Fig 5. Innate immune fitness is altered with pre-exposure to mRNA-LNP.

A). Experimental model. Two weeks post-exposure to PBS or eGFP mRNA-LNP the animals were infected with sublethal doses of PR8 HA influenza or Candida albicans. The weights and other attributes were monitored as depicted. B). Percent of body weight drop after PR8 HA influenza infection, and the corresponding AUC changes. C). Viral copies in the lungs. D). Percent of body weight drop after Candida infection, and the corresponding AUC changes. E). Candida CFU numbers in the kidneys. F). Representative flow plots for neutrophils (gated on live cells/CD45⁺/Ly-6G⁺CD11b⁺) in the PBMCs of PBS or mRNA-LNP exposed mice, and the summary bar graph. G). Candida albicans (CA) killed rate in a candidacidal assay. H). Number of CA killed per neutrophil. Each dot represents a separate mouse. The data were pooled from 2–3 independent experiments. Welch’s t test was used to establish significance. ns = not significant. *p<0.05, **p<0.005, ***p<0.0005, ****p<0.0001. Figures were drawn by the authors using BioRender.

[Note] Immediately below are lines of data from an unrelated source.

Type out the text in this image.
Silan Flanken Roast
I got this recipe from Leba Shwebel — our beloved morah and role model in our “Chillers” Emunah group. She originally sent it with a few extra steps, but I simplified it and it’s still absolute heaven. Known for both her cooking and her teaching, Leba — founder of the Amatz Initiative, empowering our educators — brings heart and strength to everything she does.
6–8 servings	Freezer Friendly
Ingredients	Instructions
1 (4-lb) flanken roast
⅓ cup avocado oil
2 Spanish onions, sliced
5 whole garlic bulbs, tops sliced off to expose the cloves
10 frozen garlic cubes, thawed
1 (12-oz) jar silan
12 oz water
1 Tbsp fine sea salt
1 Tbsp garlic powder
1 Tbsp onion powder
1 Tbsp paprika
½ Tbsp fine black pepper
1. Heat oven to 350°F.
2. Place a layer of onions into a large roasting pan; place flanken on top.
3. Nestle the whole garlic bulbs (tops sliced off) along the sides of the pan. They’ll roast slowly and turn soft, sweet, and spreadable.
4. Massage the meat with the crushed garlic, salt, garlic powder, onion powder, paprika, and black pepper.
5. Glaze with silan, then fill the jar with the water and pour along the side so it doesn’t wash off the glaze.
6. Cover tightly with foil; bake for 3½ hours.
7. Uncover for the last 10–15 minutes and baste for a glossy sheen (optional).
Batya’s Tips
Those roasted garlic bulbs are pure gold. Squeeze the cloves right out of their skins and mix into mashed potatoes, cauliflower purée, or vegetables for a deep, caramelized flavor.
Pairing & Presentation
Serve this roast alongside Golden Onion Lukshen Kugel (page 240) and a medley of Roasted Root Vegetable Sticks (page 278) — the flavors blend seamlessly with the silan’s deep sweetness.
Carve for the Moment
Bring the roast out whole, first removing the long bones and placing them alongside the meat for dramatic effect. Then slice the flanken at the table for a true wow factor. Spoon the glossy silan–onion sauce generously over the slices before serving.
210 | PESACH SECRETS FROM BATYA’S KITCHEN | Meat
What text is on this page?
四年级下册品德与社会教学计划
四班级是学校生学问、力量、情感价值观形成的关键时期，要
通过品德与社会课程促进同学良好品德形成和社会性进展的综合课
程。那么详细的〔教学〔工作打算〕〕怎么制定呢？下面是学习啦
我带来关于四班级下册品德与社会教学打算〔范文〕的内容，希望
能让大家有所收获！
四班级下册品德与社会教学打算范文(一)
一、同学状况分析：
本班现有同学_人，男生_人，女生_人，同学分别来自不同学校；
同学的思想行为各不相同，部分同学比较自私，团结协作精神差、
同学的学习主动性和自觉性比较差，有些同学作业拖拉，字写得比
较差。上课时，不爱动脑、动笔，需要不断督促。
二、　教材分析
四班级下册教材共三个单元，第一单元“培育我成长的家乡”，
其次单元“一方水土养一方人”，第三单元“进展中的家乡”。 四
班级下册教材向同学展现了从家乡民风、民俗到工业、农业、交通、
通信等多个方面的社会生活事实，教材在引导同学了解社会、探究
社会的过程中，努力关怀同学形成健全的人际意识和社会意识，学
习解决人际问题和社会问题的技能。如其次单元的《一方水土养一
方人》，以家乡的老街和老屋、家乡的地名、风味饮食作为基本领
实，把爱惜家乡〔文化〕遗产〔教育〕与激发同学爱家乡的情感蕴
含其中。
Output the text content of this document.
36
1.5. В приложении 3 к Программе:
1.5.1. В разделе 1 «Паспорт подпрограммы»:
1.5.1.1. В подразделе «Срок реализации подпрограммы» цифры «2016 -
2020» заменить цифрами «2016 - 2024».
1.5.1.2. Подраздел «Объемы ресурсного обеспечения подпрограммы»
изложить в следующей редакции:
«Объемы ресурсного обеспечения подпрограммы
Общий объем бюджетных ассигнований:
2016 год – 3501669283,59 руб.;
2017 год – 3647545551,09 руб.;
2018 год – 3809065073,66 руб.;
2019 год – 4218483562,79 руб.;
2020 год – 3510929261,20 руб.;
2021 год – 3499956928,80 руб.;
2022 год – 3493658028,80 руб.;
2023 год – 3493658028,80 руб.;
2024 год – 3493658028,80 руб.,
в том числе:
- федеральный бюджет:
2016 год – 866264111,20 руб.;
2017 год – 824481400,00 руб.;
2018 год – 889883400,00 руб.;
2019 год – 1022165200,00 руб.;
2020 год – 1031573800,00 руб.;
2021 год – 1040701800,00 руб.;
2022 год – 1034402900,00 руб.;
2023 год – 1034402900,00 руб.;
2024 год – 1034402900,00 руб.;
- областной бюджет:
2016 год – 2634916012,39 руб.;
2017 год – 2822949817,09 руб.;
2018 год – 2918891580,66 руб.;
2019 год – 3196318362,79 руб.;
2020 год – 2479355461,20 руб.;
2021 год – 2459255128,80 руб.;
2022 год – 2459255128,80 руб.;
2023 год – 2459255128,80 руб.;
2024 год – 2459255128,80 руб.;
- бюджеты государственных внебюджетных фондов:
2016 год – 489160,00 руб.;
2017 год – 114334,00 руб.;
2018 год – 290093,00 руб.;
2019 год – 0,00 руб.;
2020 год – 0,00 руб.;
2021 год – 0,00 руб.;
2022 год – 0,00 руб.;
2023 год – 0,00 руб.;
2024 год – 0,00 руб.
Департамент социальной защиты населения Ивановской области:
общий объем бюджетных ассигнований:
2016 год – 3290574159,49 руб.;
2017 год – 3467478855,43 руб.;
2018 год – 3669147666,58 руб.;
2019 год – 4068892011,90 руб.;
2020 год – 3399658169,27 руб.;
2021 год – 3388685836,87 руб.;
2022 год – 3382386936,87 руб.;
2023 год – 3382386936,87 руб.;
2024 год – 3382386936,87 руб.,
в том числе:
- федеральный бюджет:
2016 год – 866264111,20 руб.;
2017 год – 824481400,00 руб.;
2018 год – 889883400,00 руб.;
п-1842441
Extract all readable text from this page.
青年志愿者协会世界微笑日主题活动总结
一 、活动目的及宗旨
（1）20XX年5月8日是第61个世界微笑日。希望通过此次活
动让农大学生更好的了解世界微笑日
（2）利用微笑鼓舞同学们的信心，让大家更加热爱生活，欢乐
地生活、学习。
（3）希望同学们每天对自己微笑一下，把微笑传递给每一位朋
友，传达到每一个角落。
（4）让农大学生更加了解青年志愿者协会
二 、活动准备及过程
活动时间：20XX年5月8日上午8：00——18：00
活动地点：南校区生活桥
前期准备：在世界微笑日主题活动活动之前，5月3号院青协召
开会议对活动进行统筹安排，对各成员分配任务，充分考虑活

Fig 6. Immune changes induced by the mRNA-LNP platform can be inherited.

A). Experimental model. Adult WT B6 male and female mice were intradermally immunized with 10 μg of mRNA-LNP coding for influenza PR8 HA. Two weeks post-immunization the mice were mated. Non-immunized males mated to non-immunized females served as controls (DMN; dad-mom non-immunized). Immunized males with unimmunized (DI; dad immunized) or immunized females (DMI; dad-mom immunized), and immunized females with unimmunized males (MI; mom immunized). Offspring from 1^st, 2^nd, and 4^th litters at eight-ten weeks of age were intranasally inoculated with a sublethal dose of PR8 influenza and weight monitored for 14 days. B). Percent of body weight drop after influenza infection (upper), and the corresponding AUC changes (lower). The data are from one experiment using litters from 3 separate mating. The number of mice (female/male) from 1^st litters used for influenza challenge was 6/7 (DMN), 8/6 (DI), 3/9 (MI) and 8/7 (DMI); for the 2^nd litters 1/3 (DMN), 6/9 (DI), 7/5 (MI) and 6/2 (DMI); for the 4^th litters 2/9 (DMN), 8/13 (DI), 9/7 (MI) and 7/8 (DMI). One way ANOVA was used to establish significance. ns = not significant. ***p<0.0005, ****p<0.0001. Figures were drawn by the authors using BioRender.